Mar 01, 2012 - Sale 2271

Sale 2271 - Lot 320A

Price Realized: $ 2,880
?Final Price Realized includes Buyer’s Premium added to Hammer Price
Estimate: $ 3,000 - $ 4,000
(GARVEY, MARCUS.) An Appeal to the Soul of White America. Solution to the Problem of Competition between the Two Races. Negro Leader Appeals to the Conscience of White Race to Save His Own. Half-title and six unnumbered pages. Small 8vo, original boldly printed white wrappers, bound in a modern cloth chemise; some discoloration to the front cover; enclosed in a specially made 1/4 black morocco and marbled paper covered clam-shell box, with inlay of pan-African colors and title on the spine. New York: U.N.I.A., 1923

Additional Details

first separate edition, reprinted from the negro world. The "Appeal to the Soul of White America," forms the first 6 pages of the second volume the "Philosophy and Opinions of Marcus Garvey," edited by Garvey's wife Amy Jacques (1926).

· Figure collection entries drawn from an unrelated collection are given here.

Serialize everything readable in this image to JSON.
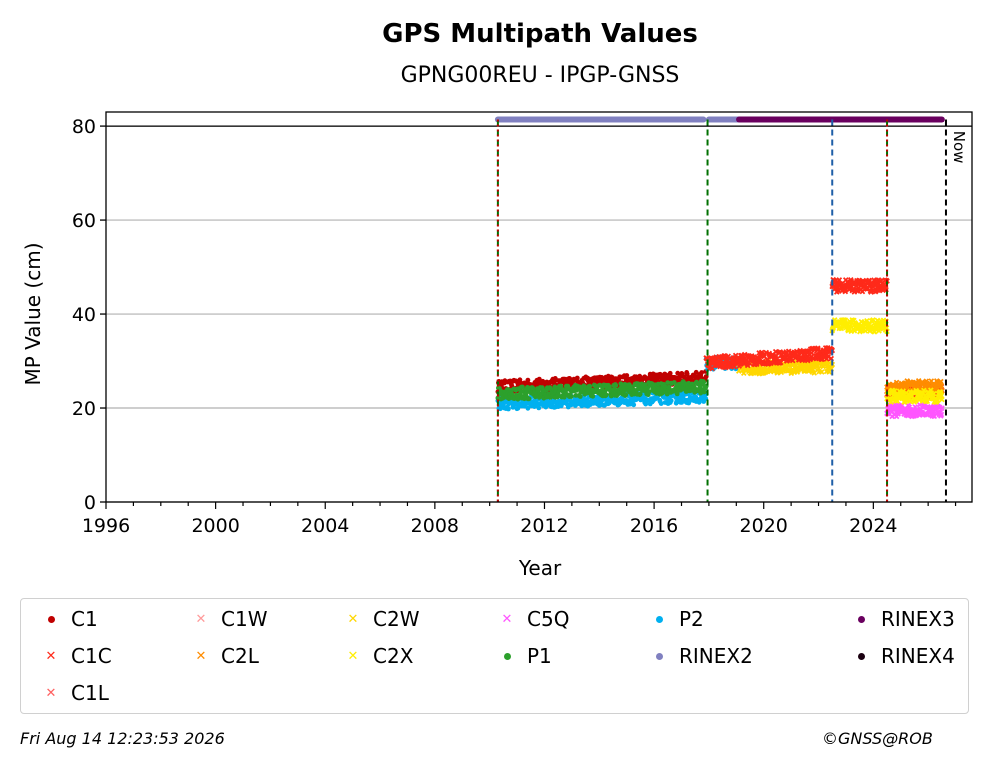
{
  "chart_data": {
    "type": "scatter",
    "title": "GPS Multipath Values",
    "subtitle": "GPNG00REU - IPGP-GNSS",
    "xlabel": "Year",
    "ylabel": "MP Value (cm)",
    "xlim": [
      1996,
      2027.6
    ],
    "ylim": [
      0,
      83
    ],
    "x_ticks": [
      1996,
      2000,
      2004,
      2008,
      2012,
      2016,
      2020,
      2024
    ],
    "y_ticks": [
      0,
      20,
      40,
      60,
      80
    ],
    "grid": "horizontal",
    "series": [
      {
        "name": "C1",
        "color": "#c00000",
        "marker": "dot",
        "segments": [
          {
            "x": [
              2010.3,
              2017.9
            ],
            "y": [
              24.5,
              26.5
            ]
          }
        ]
      },
      {
        "name": "C1W",
        "color": "#ff9a9a",
        "marker": "x",
        "segments": []
      },
      {
        "name": "C2W",
        "color": "#ffd700",
        "marker": "x",
        "segments": [
          {
            "x": [
              2019.0,
              2022.5
            ],
            "y": [
              28.5,
              28.8
            ]
          }
        ]
      },
      {
        "name": "C5Q",
        "color": "#ff55ff",
        "marker": "x",
        "segments": [
          {
            "x": [
              2024.5,
              2026.5
            ],
            "y": [
              19.5,
              19.5
            ]
          }
        ]
      },
      {
        "name": "P2",
        "color": "#00b0f0",
        "marker": "dot",
        "segments": [
          {
            "x": [
              2010.3,
              2017.9
            ],
            "y": [
              21.0,
              22.5
            ]
          },
          {
            "x": [
              2017.9,
              2019.0
            ],
            "y": [
              29.5,
              29.5
            ]
          }
        ]
      },
      {
        "name": "RINEX3",
        "color": "#6a005f",
        "marker": "dot",
        "segments": []
      },
      {
        "name": "C1C",
        "color": "#ff2a1a",
        "marker": "x",
        "segments": [
          {
            "x": [
              2017.9,
              2022.5
            ],
            "y": [
              29.5,
              31.8
            ]
          },
          {
            "x": [
              2022.5,
              2024.5
            ],
            "y": [
              46.0,
              46.0
            ]
          },
          {
            "x": [
              2024.5,
              2026.5
            ],
            "y": [
              23.5,
              23.5
            ]
          }
        ]
      },
      {
        "name": "C2L",
        "color": "#ff8c00",
        "marker": "x",
        "segments": [
          {
            "x": [
              2024.5,
              2026.5
            ],
            "y": [
              24.5,
              24.5
            ]
          }
        ]
      },
      {
        "name": "C2X",
        "color": "#ffee00",
        "marker": "x",
        "segments": [
          {
            "x": [
              2022.5,
              2024.5
            ],
            "y": [
              37.5,
              37.5
            ]
          },
          {
            "x": [
              2024.5,
              2026.5
            ],
            "y": [
              22.5,
              22.5
            ]
          }
        ]
      },
      {
        "name": "P1",
        "color": "#2ca02c",
        "marker": "dot",
        "segments": [
          {
            "x": [
              2010.3,
              2017.9
            ],
            "y": [
              23.0,
              24.5
            ]
          }
        ]
      },
      {
        "name": "RINEX2",
        "color": "#8080c0",
        "marker": "dot",
        "segments": []
      },
      {
        "name": "RINEX4",
        "color": "#1a0010",
        "marker": "dot",
        "segments": []
      },
      {
        "name": "C1L",
        "color": "#ff6060",
        "marker": "x",
        "segments": []
      }
    ],
    "rinex_bar": [
      {
        "name": "RINEX2",
        "color": "#8080c0",
        "x": [
          2010.3,
          2017.8
        ]
      },
      {
        "name": "RINEX2",
        "color": "#8080c0",
        "x": [
          2018.0,
          2019.1
        ]
      },
      {
        "name": "RINEX3",
        "color": "#6a005f",
        "x": [
          2019.1,
          2026.5
        ]
      }
    ],
    "vlines": [
      {
        "x": 2010.3,
        "color": "#007000",
        "style": "dashed"
      },
      {
        "x": 2010.3,
        "color": "#c00000",
        "style": "dotted"
      },
      {
        "x": 2017.95,
        "color": "#007000",
        "style": "dashed"
      },
      {
        "x": 2022.5,
        "color": "#1f5fa8",
        "style": "dashed"
      },
      {
        "x": 2024.5,
        "color": "#007000",
        "style": "dashed"
      },
      {
        "x": 2024.5,
        "color": "#c00000",
        "style": "dotted"
      },
      {
        "x": 2026.65,
        "color": "#000000",
        "style": "dashed"
      }
    ],
    "now_label": "Now",
    "legend_placement": "bottom"
  },
  "legend_items": [
    {
      "name": "C1",
      "color": "#c00000",
      "marker": "dot"
    },
    {
      "name": "C1W",
      "color": "#ff9a9a",
      "marker": "x"
    },
    {
      "name": "C2W",
      "color": "#ffd700",
      "marker": "x"
    },
    {
      "name": "C5Q",
      "color": "#ff55ff",
      "marker": "x"
    },
    {
      "name": "P2",
      "color": "#00b0f0",
      "marker": "dot"
    },
    {
      "name": "RINEX3",
      "color": "#6a005f",
      "marker": "dot"
    },
    {
      "name": "C1C",
      "color": "#ff2a1a",
      "marker": "x"
    },
    {
      "name": "C2L",
      "color": "#ff8c00",
      "marker": "x"
    },
    {
      "name": "C2X",
      "color": "#ffee00",
      "marker": "x"
    },
    {
      "name": "P1",
      "color": "#2ca02c",
      "marker": "dot"
    },
    {
      "name": "RINEX2",
      "color": "#8080c0",
      "marker": "dot"
    },
    {
      "name": "RINEX4",
      "color": "#1a0010",
      "marker": "dot"
    },
    {
      "name": "C1L",
      "color": "#ff6060",
      "marker": "x"
    }
  ],
  "footer": {
    "timestamp": "Fri Aug 14 12:23:53 2026",
    "credit": "©GNSS@ROB"
  }
}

It is considered by many to be one of his most important essays; and misunderstood or misinterpreted by many. An innocent enough title, prefaced by a Biblical quote (in the published volume, thanks to Amy Jacques): "Blessed are the peacemakers; for they shall be called the children of God. [Matt. v. 9]. The "Appeal" carries a message that certainly did appeal the heart and soul of white supremacists like Major Ernest Sevier Cox. It also appealed to several important Klan leaders, whom Garvey had been in contact with, just prior to going to prison. Garvey expressly negotiated with the Klan that the U.N.I.A. would oppose the NAACP's campaigns in the South in behalf of integration, housing and residential rights, and other anti-Jim Crow measures. In exchange, he hoped, in part that the KKK would help lobby the federal government -- whom Garvey believed held political beliefs very similar to those of the KKK -- to keep Garvey out of prison, or if imprisoned, to help win him a pardon. In fact, Garvey met with Cox and others while in prison in Atlanta, following his sentencing for mail fraud. Major Cox was effusive in his praise for Garvey, "I expected to see a man with bowed head; I expected to see a man depressed and unhappy and embittered, because in the meantime I had read his "Appeal to the Soul of White America," and it had touched me to the heart." (Robert Hill, Garvey Papers, Vol. VI, p.254). Cox continues "And as we discussed these matters I found that in every essential principle the ideas and ideals of Marcus Garvey were identical with those of the organization which I have the honor to represent---the Anglo Saxon Clubs of America." [Cox dedicated his book "Let My People Go" (1925) to Garvey.]
The arrest in 1923 and imprisonment of Marcus Garvey in 1925, together with the publication of details of his meetings with Klan leaders, lost Garvey tens of thousands of followers. Many influential black leaders like W. E.B. Du Bois and A. Philip Randolph had already distanced themselves from him. And, when one considers the fact that there was hardly an African American family anywhere in the United States that did not have some personal experience with the Klan, it is not surprising that many left the fold. In the end, it was Garvey's mis-reading of the African American experience that led to his downfall, more than any indictments or criminal charges. Garvey's "Appeal" had more white fans it seems than black. African Americans, by and large did not want to leave the country they had such deep roots in and had fought so hard for in four wars. Only 6 copies are located by OCLC.